Universidad Politécnica de Madrid (SPAIN)
About this paper:
Appears in: ICERI2023 Proceedings
Publication year: 2023
Pages: 7741-7747
ISBN: 978-84-09-55942-8
ISSN: 2340-1095
doi: 10.21125/iceri.2023.1945
Conference name: 16th annual International Conference of Education, Research and Innovation
Dates: 13-15 November, 2023
Location: Seville, Spain
The rapid advancement of Artificial Intelligence (AI) has led to an increased interest in incorporating AI skills into educational curricula. Our Educational Innovation Project titled "DIRASEI - Design and Implementation of new tools and Resources for the application of the Challenge-Based Learning methodology to the teaching and learning of Intelligent Electronic Systems Design" aims to leverage the potential of challenge-based learning to teach AI skills in electronics laboratory subjects. Specifically, this abstract focuses on the application of embedded speech technologies, including speech recognition and understanding, to a Problem-Based Learning (PBL) ARM microprocessors programming laboratory subject.

Enabling speech recognition on low-cost platforms like STM32 microprocessors opens up a wide range of practical applications in various domains and can revolutionize user interactions, making them more intuitive, hands-free, and efficient. From home automation and smart devices to voice-controlled industrial machinery and assistive technologies, the possibilities for integrating speech recognition into everyday devices and systems are vast and promising. However, it also presents challenges due to limited computational resources and memory constraints. To address this, we explore the use of two key technologies provided by Picovoice: Leopard Speech-to-Text and Porcupine Wake Word. These technologies are professional and not entirely free or open-source; however, they are available for academic purposes at no cost offering distinct approaches to voice AI processing and providing valuable insights for students, particularly for electronics students whose curricula typically do not include AI-related topics.

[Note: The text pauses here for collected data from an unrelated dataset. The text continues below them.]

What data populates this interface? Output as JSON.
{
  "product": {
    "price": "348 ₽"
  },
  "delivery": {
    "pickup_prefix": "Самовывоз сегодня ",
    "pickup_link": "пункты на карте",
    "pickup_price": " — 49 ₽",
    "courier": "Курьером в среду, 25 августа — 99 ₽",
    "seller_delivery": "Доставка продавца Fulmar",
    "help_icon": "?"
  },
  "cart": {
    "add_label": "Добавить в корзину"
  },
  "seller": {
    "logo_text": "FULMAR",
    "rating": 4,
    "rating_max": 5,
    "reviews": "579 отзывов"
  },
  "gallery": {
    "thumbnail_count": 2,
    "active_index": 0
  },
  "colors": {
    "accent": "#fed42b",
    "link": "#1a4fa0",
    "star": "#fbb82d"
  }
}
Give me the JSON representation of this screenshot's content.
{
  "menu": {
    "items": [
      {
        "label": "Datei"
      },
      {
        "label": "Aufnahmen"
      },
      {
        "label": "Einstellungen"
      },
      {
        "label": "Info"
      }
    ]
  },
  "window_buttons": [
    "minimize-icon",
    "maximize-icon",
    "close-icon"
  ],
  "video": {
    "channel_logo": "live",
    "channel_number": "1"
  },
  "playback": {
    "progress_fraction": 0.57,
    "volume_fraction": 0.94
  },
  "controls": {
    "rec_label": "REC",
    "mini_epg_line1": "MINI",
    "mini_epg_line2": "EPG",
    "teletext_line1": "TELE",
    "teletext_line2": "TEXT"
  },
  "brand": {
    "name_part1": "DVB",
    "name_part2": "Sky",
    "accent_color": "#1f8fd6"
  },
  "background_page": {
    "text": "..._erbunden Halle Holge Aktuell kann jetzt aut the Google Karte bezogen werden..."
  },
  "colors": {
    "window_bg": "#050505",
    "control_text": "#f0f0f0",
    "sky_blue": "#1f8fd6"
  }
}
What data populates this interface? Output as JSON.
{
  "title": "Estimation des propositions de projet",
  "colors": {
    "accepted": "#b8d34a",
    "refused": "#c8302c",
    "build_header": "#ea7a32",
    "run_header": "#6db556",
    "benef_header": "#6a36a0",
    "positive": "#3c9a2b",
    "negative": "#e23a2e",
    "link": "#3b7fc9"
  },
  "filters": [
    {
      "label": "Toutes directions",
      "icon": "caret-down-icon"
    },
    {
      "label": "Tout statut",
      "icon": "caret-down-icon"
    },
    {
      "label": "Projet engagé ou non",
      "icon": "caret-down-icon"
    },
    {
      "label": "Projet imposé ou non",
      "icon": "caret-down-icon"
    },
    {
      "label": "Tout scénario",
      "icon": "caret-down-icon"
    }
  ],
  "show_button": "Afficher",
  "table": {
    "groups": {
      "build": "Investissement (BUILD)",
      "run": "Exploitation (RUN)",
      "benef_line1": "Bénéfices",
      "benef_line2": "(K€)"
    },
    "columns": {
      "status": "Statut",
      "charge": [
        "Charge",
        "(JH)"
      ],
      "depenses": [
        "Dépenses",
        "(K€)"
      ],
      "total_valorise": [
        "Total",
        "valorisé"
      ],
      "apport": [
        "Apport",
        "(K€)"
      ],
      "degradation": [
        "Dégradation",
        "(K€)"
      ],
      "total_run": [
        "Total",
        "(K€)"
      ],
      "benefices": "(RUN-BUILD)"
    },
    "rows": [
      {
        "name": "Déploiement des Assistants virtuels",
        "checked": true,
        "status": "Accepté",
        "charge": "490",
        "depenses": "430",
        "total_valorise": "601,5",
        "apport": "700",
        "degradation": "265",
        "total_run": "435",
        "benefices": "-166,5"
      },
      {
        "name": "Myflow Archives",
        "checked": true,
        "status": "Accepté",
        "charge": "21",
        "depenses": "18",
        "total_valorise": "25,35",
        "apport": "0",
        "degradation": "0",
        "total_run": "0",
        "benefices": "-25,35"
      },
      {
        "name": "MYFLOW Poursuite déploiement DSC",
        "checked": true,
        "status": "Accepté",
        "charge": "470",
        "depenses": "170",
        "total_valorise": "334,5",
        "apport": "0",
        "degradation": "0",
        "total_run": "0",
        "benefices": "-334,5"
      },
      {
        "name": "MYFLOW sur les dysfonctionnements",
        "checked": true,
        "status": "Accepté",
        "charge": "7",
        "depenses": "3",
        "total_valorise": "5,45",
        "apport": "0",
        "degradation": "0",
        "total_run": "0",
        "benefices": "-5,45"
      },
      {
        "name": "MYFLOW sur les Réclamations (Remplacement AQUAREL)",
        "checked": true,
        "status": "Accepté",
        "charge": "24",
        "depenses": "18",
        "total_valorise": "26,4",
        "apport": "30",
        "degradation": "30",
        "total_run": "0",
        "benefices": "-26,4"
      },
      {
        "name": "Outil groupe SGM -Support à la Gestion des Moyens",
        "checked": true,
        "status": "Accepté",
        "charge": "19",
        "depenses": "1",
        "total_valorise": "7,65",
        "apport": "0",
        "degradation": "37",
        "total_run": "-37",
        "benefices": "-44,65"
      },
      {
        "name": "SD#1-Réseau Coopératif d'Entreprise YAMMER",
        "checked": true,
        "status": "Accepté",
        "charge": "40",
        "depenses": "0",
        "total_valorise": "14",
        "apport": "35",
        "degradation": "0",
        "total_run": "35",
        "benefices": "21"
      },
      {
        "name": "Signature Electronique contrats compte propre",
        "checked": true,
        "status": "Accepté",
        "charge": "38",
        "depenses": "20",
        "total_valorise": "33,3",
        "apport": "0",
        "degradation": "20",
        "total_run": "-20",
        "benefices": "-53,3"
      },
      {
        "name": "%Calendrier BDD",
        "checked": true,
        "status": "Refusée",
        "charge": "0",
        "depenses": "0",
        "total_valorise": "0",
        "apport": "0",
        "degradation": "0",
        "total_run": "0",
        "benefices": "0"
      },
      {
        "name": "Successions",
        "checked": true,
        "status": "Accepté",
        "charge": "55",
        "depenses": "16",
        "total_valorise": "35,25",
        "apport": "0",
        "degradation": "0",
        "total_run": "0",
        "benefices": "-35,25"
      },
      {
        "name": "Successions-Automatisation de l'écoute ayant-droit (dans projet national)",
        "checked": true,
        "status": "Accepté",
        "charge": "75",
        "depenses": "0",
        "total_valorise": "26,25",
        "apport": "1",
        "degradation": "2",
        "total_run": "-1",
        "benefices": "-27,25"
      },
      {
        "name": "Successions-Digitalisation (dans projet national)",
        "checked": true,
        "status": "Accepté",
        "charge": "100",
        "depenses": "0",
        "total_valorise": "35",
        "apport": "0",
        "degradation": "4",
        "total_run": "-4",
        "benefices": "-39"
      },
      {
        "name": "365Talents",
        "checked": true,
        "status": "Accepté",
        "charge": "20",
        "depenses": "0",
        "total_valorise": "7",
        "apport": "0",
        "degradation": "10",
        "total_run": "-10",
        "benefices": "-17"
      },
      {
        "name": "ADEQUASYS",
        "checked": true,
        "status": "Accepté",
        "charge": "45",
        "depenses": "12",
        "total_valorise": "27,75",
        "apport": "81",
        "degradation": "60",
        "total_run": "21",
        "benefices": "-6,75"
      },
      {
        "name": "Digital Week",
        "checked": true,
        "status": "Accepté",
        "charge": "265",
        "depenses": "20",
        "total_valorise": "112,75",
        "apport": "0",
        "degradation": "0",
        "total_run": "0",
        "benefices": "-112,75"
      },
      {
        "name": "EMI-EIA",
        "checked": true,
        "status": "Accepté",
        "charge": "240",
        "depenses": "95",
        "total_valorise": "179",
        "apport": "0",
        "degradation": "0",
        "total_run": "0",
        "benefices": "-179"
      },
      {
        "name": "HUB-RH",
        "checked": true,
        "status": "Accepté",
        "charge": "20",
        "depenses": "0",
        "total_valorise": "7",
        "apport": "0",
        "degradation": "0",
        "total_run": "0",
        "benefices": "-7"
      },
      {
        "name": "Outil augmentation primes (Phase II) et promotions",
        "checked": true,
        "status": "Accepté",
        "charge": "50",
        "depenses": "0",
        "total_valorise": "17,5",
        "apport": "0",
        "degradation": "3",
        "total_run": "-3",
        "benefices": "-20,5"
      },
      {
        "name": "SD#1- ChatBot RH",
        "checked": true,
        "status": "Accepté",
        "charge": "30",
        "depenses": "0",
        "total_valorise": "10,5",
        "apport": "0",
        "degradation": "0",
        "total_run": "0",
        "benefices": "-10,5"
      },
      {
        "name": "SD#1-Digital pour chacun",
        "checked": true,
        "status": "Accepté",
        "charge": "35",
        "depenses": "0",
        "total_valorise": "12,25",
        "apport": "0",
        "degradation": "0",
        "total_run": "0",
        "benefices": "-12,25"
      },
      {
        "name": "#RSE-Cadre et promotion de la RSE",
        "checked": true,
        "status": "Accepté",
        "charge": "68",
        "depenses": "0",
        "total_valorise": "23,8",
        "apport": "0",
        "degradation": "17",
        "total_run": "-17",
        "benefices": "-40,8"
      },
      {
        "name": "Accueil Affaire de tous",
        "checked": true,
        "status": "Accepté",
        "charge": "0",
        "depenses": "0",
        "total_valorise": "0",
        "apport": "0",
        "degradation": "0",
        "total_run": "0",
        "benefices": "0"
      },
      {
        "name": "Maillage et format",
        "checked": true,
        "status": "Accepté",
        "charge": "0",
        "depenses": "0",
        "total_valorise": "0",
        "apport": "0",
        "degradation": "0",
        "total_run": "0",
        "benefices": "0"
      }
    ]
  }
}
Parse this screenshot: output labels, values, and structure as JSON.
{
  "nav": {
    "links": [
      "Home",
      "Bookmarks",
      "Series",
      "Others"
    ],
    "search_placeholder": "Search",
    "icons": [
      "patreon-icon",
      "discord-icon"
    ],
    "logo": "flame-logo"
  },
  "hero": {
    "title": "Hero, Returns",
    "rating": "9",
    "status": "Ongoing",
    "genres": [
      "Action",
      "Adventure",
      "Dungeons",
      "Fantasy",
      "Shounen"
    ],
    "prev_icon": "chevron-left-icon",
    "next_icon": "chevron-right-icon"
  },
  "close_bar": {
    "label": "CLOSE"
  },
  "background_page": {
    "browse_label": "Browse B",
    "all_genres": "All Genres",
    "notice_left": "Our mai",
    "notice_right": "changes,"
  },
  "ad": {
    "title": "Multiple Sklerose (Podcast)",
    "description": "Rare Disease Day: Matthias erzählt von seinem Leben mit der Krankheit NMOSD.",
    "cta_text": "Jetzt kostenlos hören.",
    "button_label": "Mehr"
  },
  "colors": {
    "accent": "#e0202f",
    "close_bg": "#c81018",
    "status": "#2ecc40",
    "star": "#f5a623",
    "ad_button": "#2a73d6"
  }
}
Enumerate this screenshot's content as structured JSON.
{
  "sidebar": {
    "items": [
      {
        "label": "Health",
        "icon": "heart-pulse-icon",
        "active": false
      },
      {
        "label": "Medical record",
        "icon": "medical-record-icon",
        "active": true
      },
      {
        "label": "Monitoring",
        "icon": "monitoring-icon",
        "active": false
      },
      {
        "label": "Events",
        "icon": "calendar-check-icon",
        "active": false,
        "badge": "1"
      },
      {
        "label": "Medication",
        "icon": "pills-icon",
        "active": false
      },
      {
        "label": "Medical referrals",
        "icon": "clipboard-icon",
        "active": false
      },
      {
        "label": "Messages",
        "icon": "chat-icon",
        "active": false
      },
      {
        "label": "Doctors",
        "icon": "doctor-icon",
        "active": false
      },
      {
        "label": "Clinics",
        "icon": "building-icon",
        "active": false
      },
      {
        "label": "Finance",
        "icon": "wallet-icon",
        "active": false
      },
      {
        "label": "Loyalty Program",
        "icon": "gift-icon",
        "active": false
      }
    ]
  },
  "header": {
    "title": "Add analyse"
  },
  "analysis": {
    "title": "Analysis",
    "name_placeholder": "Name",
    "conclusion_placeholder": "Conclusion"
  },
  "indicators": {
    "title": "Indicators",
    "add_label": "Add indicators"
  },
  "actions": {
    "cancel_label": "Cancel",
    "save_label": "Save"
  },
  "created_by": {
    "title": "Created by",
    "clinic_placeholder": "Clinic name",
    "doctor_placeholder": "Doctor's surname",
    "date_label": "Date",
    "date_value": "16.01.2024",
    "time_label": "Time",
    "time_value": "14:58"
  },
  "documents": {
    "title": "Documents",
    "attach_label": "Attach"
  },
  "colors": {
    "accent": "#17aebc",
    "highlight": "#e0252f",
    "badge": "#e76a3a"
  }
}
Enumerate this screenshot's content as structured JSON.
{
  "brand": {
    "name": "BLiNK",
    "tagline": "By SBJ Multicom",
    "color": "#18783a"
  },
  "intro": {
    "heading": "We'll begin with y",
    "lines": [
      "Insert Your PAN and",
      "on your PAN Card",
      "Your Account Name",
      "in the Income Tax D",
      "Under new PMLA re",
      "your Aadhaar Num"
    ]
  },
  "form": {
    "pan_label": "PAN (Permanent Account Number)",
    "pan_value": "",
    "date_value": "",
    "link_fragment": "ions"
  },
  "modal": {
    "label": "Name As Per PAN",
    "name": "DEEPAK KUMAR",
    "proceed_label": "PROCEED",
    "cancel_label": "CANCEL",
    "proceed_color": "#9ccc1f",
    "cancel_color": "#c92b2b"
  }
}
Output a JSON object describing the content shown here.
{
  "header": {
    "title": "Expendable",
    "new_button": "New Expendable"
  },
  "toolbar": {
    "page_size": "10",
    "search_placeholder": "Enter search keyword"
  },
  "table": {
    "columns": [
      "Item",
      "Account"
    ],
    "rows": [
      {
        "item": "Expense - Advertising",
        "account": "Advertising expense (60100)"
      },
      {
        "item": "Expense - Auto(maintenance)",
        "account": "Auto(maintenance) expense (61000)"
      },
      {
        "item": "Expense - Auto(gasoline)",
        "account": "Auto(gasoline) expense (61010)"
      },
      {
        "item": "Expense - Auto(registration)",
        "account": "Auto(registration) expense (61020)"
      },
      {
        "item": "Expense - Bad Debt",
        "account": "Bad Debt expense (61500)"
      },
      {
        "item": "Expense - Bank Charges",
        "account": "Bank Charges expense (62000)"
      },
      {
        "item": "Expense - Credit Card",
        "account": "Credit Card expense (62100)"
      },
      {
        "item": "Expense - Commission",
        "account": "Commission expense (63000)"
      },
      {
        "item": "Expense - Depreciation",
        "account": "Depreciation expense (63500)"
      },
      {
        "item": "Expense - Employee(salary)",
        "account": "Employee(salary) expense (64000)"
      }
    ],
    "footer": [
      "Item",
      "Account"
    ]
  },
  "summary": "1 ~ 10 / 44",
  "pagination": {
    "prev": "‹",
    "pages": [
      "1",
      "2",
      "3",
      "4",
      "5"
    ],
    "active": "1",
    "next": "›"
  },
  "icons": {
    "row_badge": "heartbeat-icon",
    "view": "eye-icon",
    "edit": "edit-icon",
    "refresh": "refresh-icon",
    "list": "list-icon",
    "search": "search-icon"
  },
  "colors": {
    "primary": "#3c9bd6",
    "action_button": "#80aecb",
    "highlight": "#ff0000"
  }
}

Leopard Speech-to-Text employs a hybrid speech-to-text system, breaking down the speech recognition process into two steps: phoneme recognition and transducing phonemes into text. This approach is less computationally intensive and can be efficiently implemented on low-power microprocessors. Students gain insights into using Deep Neural Networks (DNNs) for phoneme recognition and weighted finite state transducers (WFSTs) for transducing phonemes into text. On the other hand, Porcupine Wake Word focuses on Keyword Spotting (KWS), aiming to detect specific keywords or phrases in audio input.

Picovoice leverages pre-trained models available for speech recognition, such as those provided by open-source frameworks like Mozilla DeepSpeech or Kaldi. Using these models students learn about the optimization required for their lightweight implementation and enhanced speech recognition performance.

Throughout the educational experience, students also explore and become familiar with techniques such as model compression, quantization, and pruning to reduce model size and computational requirements while maintaining acceptable accuracy. Additionally, they have the opportunity to design their own customized solutions based on neural network architectures with reduced complexity, tailored for low-cost platforms.

By integrating embedded speech technologies into an electronics laboratory subject, students not only gain valuable AI skills but also develop an understanding of real-world applications and challenges. It also provides them a high-level orientation, enabling students to comprehend the technologies used and their significance in the development of lightweight and efficient AI systems.
Deep learning, speech technologies, Picovoice, programming laboratory subject.